Traditionally, fairness in AI requires fostering outcomes that do not provide unjustified harms to individuals, regardless of their race, gender, or other protected attributes. This paper argues for extending this tenet to algorithmic discrimination against animals. Up to now, the AI fairness community has largely disregarded this particular dimension of discrimination. Even more so, the field of AI ethics hitherto has had an anthropocentric tailoring. Hence, despite the longstanding discourse about AI fairness, now amounting to a substantial literature critically scrutinizing machine biases regarding race, gender, political orientation, religion, etc., this is the first paper to describe speciesist biases in various common-place AI applications like image recognition, language models, or recommender systems. Accordingly, we follow the calls of another large corpus of literature, this time from animal ethics, pointing from different angles at the ethical necessity of taking animals directly into consideration [49, 62, 149,150,151,152,153]. This ethical necessity arises from the moral status of animals themselves as well as from the human cost of devaluing animals [27, 28].
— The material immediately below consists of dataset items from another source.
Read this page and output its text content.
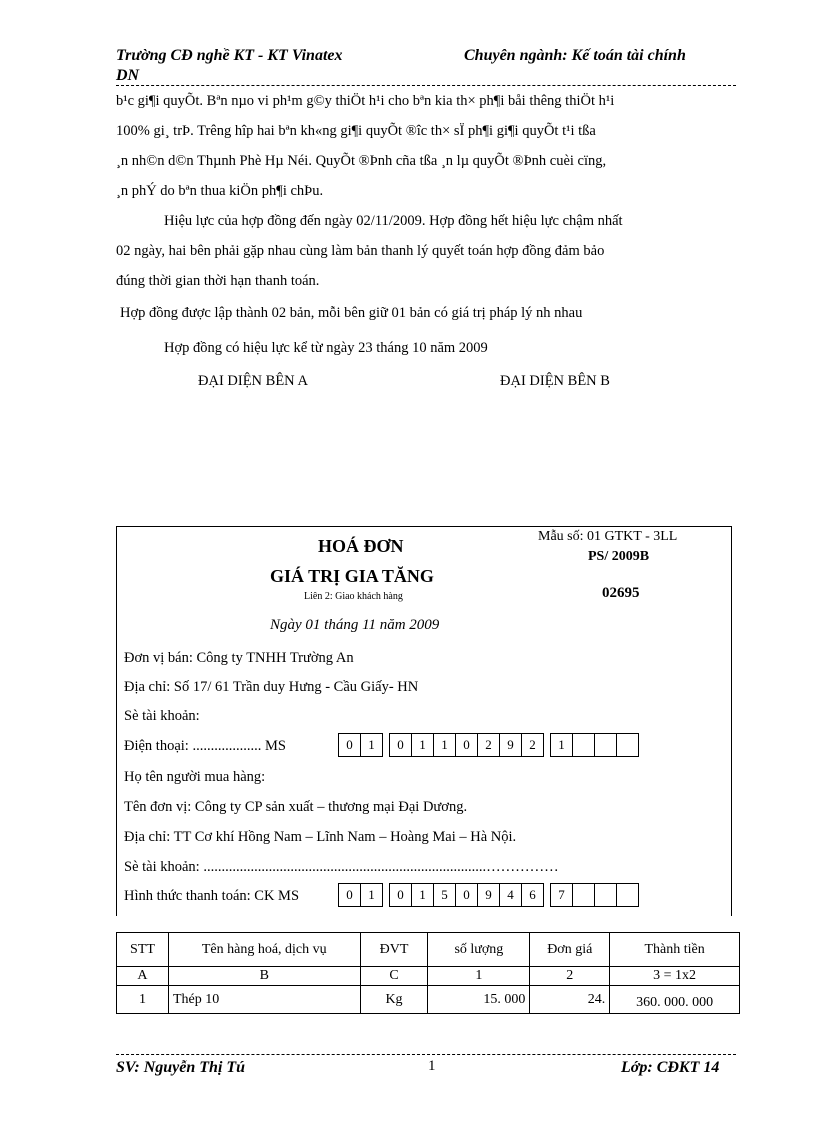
Trường CĐ nghề KT - KT Vinatex
DN
Chuyên ngành: Kế toán tài chính
b¹c gi¶i quyÕt. Bªn nµo vi ph¹m g©y thiÖt h¹i cho bªn kia th× ph¶i båi thêng thiÖt h¹i
100% gi¸ trÞ. Trêng hîp hai bªn kh«ng gi¶i quyÕt ®îc th× sÏ ph¶i gi¶i quyÕt t¹i tßa
¸n nh©n d©n Thµnh Phè Hµ Néi. QuyÕt ®Þnh cña tßa ¸n lµ quyÕt ®Þnh cuèi cïng,
¸n phÝ do bªn thua kiÖn ph¶i chÞu.
Hiệu lực của hợp đồng đến ngày 02/11/2009. Hợp đồng hết hiệu lực chậm nhất
02 ngày, hai bên phải gặp nhau cùng làm bản thanh lý quyết toán hợp đồng đảm bảo
đúng thời gian thời hạn thanh toán.
Hợp đồng được lập thành 02 bản, mỗi bên giữ 01 bản có giá trị pháp lý nh nhau
Hợp đồng có hiệu lực kể từ ngày 23 tháng 10 năm 2009
ĐẠI DIỆN BÊN A	ĐẠI DIỆN BÊN B
HOÁ ĐƠN
GIÁ TRỊ GIA TĂNG
Liên 2: Giao khách hàng
Ngày 01 tháng 11 năm 2009
Mẫu số: 01 GTKT - 3LL
PS/ 2009B
02695
Đơn vị bán: Công ty TNHH Trường An
Địa chỉ: Số 17/ 61 Trần duy Hưng - Cầu Giấy- HN
Sè tài khoản:
Điện thoại: ................... MS	0	1	0	1	1	0	2	9	2	1
Họ tên người mua hàng:
Tên đơn vị: Công ty CP sản xuất – thương mại Đại Dương.
Địa chỉ: TT Cơ khí Hồng Nam – Lĩnh Nam – Hoàng Mai – Hà Nội.
Sè tài khoản: ..............................................................................……………
Hình thức thanh toán: CK MS	0	1	0	1	5	0	9	4	6	7
STT	Tên hàng hoá, dịch vụ	ĐVT	số lượng	Đơn giá	Thành tiền
A	B	C	1	2	3 = 1x2
1	Thép 10	Kg	15. 000	24.	360. 000. 000
SV: Nguyễn Thị Tú	1	Lớp: CĐKT 14
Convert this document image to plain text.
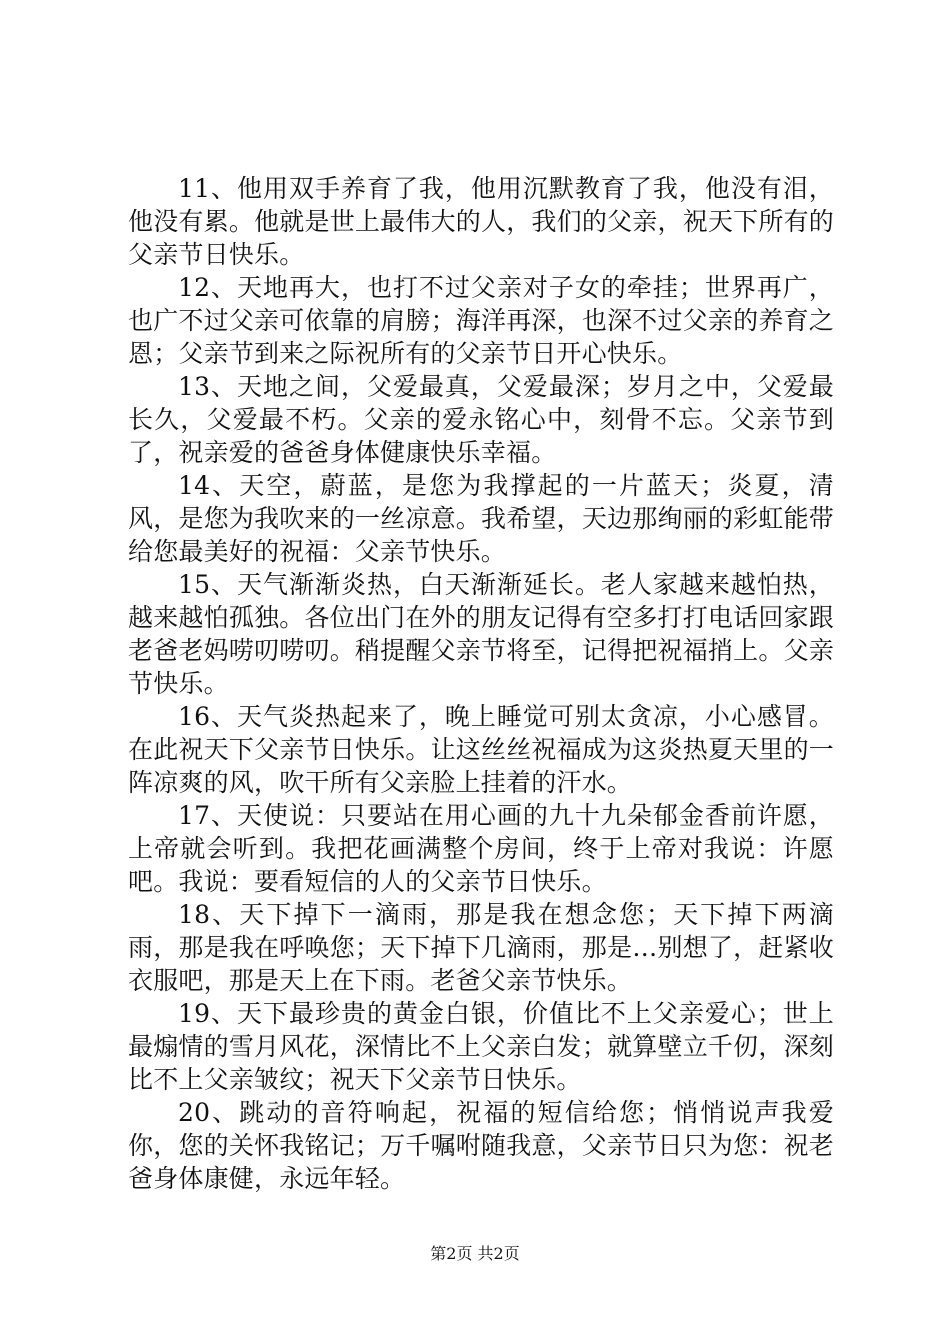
11、他用双手养育了我，他用沉默教育了我，他没有泪，他没有累。他就是世上最伟大的人，我们的父亲，祝天下所有的父亲节日快乐。

12、天地再大，也打不过父亲对子女的牵挂；世界再广，也广不过父亲可依靠的肩膀；海洋再深，也深不过父亲的养育之恩；父亲节到来之际祝所有的父亲节日开心快乐。

13、天地之间，父爱最真，父爱最深；岁月之中，父爱最长久，父爱最不朽。父亲的爱永铭心中，刻骨不忘。父亲节到了，祝亲爱的爸爸身体健康快乐幸福。

14、天空，蔚蓝，是您为我撑起的一片蓝天；炎夏，清风，是您为我吹来的一丝凉意。我希望，天边那绚丽的彩虹能带给您最美好的祝福：父亲节快乐。

15、天气渐渐炎热，白天渐渐延长。老人家越来越怕热，越来越怕孤独。各位出门在外的朋友记得有空多打打电话回家跟老爸老妈唠叨唠叨。稍提醒父亲节将至，记得把祝福捎上。父亲节快乐。

16、天气炎热起来了，晚上睡觉可别太贪凉，小心感冒。在此祝天下父亲节日快乐。让这丝丝祝福成为这炎热夏天里的一阵凉爽的风，吹干所有父亲脸上挂着的汗水。

17、天使说：只要站在用心画的九十九朵郁金香前许愿，上帝就会听到。我把花画满整个房间，终于上帝对我说：许愿吧。我说：要看短信的人的父亲节日快乐。

18、天下掉下一滴雨，那是我在想念您；天下掉下两滴雨，那是我在呼唤您；天下掉下几滴雨，那是…别想了，赶紧收衣服吧，那是天上在下雨。老爸父亲节快乐。

19、天下最珍贵的黄金白银，价值比不上父亲爱心；世上最煽情的雪月风花，深情比不上父亲白发；就算壁立千仞，深刻比不上父亲皱纹；祝天下父亲节日快乐。

20、跳动的音符响起，祝福的短信给您；悄悄说声我爱你，您的关怀我铭记；万千嘱咐随我意，父亲节日只为您：祝老爸身体康健，永远年轻。

第2页 共2页
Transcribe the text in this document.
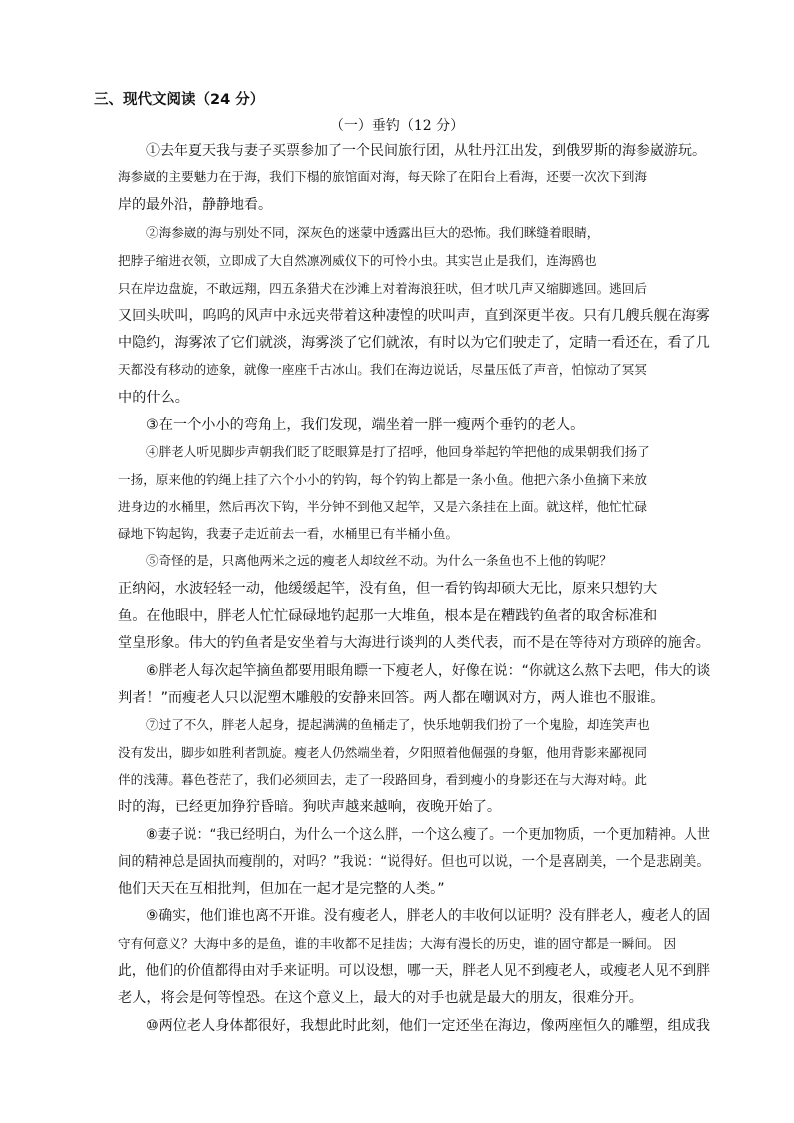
三、现代文阅读（24 分）
（一）垂钓（12 分）
①去年夏天我与妻子买票参加了一个民间旅行团，从牡丹江出发，到俄罗斯的海参崴游玩。
海参崴的主要魅力在于海，我们下榻的旅馆面对海，每天除了在阳台上看海，还要一次次下到海
岸的最外沿，静静地看。
②海参崴的海与别处不同，深灰色的迷蒙中透露出巨大的恐怖。我们眯缝着眼睛，
把脖子缩进衣领，立即成了大自然凛冽威仪下的可怜小虫。其实岂止是我们，连海鸥也
只在岸边盘旋，不敢远翔，四五条猎犬在沙滩上对着海浪狂吠，但才吠几声又缩脚逃回。逃回后
又回头吠叫，呜呜的风声中永远夹带着这种凄惶的吠叫声，直到深更半夜。只有几艘兵舰在海雾
中隐约，海雾浓了它们就淡，海雾淡了它们就浓，有时以为它们驶走了，定睛一看还在，看了几
天都没有移动的迹象，就像一座座千古冰山。我们在海边说话，尽量压低了声音，怕惊动了冥冥
中的什么。
③在一个小小的弯角上，我们发现，端坐着一胖一瘦两个垂钓的老人。
④胖老人听见脚步声朝我们眨了眨眼算是打了招呼，他回身举起钓竿把他的成果朝我们扬了
一扬，原来他的钓绳上挂了六个小小的钓钩，每个钓钩上都是一条小鱼。他把六条小鱼摘下来放
进身边的水桶里，然后再次下钩，半分钟不到他又起竿，又是六条挂在上面。就这样，他忙忙碌
碌地下钩起钩，我妻子走近前去一看，水桶里已有半桶小鱼。
⑤奇怪的是，只离他两米之远的瘦老人却纹丝不动。为什么一条鱼也不上他的钩呢？
正纳闷，水波轻轻一动，他缓缓起竿，没有鱼，但一看钓钩却硕大无比，原来只想钓大
鱼。在他眼中，胖老人忙忙碌碌地钓起那一大堆鱼，根本是在糟践钓鱼者的取舍标准和
堂皇形象。伟大的钓鱼者是安坐着与大海进行谈判的人类代表，而不是在等待对方琐碎的施舍。
⑥胖老人每次起竿摘鱼都要用眼角瞟一下瘦老人，好像在说：“你就这么熬下去吧，伟大的谈
判者！”而瘦老人只以泥塑木雕般的安静来回答。两人都在嘲讽对方，两人谁也不服谁。
⑦过了不久，胖老人起身，提起满满的鱼桶走了，快乐地朝我们扮了一个鬼脸，却连笑声也
没有发出，脚步如胜利者凯旋。瘦老人仍然端坐着，夕阳照着他倔强的身躯，他用背影来鄙视同
伴的浅薄。暮色苍茫了，我们必须回去，走了一段路回身，看到瘦小的身影还在与大海对峙。此
时的海，已经更加狰狞昏暗。狗吠声越来越响，夜晚开始了。
⑧妻子说：“我已经明白，为什么一个这么胖，一个这么瘦了。一个更加物质，一个更加精神。人世
间的精神总是固执而瘦削的，对吗？”我说：“说得好。但也可以说，一个是喜剧美，一个是悲剧美。
他们天天在互相批判，但加在一起才是完整的人类。”
⑨确实，他们谁也离不开谁。没有瘦老人，胖老人的丰收何以证明？没有胖老人，瘦老人的固
守有何意义？大海中多的是鱼，谁的丰收都不足挂齿；大海有漫长的历史，谁的固守都是一瞬间。 因
此，他们的价值都得由对手来证明。可以设想，哪一天，胖老人见不到瘦老人，或瘦老人见不到胖
老人，将会是何等惶恐。在这个意义上，最大的对手也就是最大的朋友，很难分开。
⑩两位老人身体都很好，我想此时此刻，他们一定还坐在海边，像两座恒久的雕塑，组成我
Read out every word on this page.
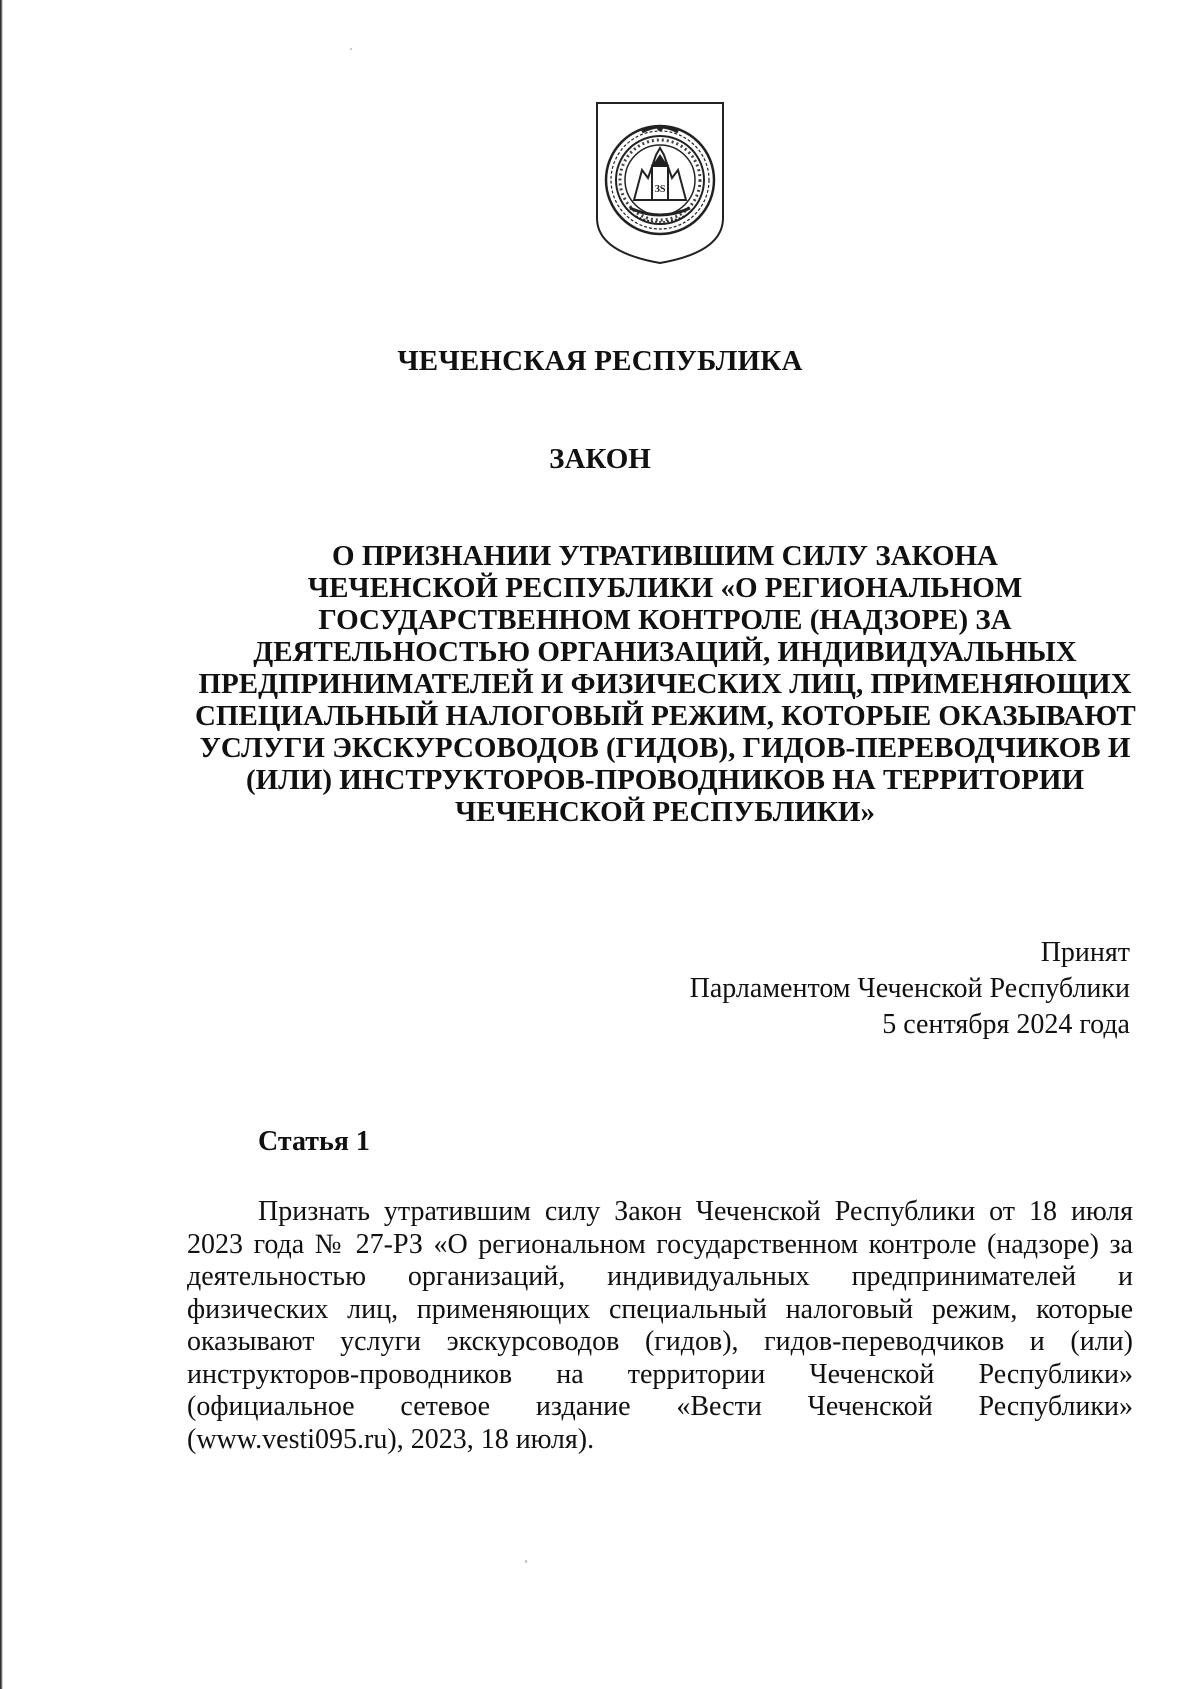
ЗЅ
ЧЕЧЕНСКАЯ РЕСПУБЛИКА
ЗАКОН
О ПРИЗНАНИИ УТРАТИВШИМ СИЛУ ЗАКОНА
ЧЕЧЕНСКОЙ РЕСПУБЛИКИ «О РЕГИОНАЛЬНОМ
ГОСУДАРСТВЕННОМ КОНТРОЛЕ (НАДЗОРЕ) ЗА
ДЕЯТЕЛЬНОСТЬЮ ОРГАНИЗАЦИЙ, ИНДИВИДУАЛЬНЫХ
ПРЕДПРИНИМАТЕЛЕЙ И ФИЗИЧЕСКИХ ЛИЦ, ПРИМЕНЯЮЩИХ
СПЕЦИАЛЬНЫЙ НАЛОГОВЫЙ РЕЖИМ, КОТОРЫЕ ОКАЗЫВАЮТ
УСЛУГИ ЭКСКУРСОВОДОВ (ГИДОВ), ГИДОВ-ПЕРЕВОДЧИКОВ И
(ИЛИ) ИНСТРУКТОРОВ-ПРОВОДНИКОВ НА ТЕРРИТОРИИ
ЧЕЧЕНСКОЙ РЕСПУБЛИКИ»
Принят
Парламентом Чеченской Республики
5 сентября 2024 года
Статья 1
Признать утратившим силу Закон Чеченской Республики от 18 июля
2023 года № 27-РЗ «О региональном государственном контроле (надзоре) за
деятельностью организаций, индивидуальных предпринимателей и
физических лиц, применяющих специальный налоговый режим, которые
оказывают услуги экскурсоводов (гидов), гидов-переводчиков и (или)
инструкторов-проводников на территории Чеченской Республики»
(официальное сетевое издание «Вести Чеченской Республики»
(www.vesti095.ru), 2023, 18 июля).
In sum, the manifold occurrences of speciesist machine biases lead to a subtle support, endorsement, and consolidation of systems that foster unnecessary violence against animals. The ethical urgency to change the many industries in which specific animal species are suppressed and exploited [49] should be a wake-up call for AI practitioners, engaging them to apply the rich toolbox of existing bias mitigation measures in this regard. Whether they will succeed or fail with this task is likely to determine whether future AI applications from various domains will underpin systems of violence against, and disregard for, animals or counteract them by putting anti-discrimination measures into practice to the fullest possible extent.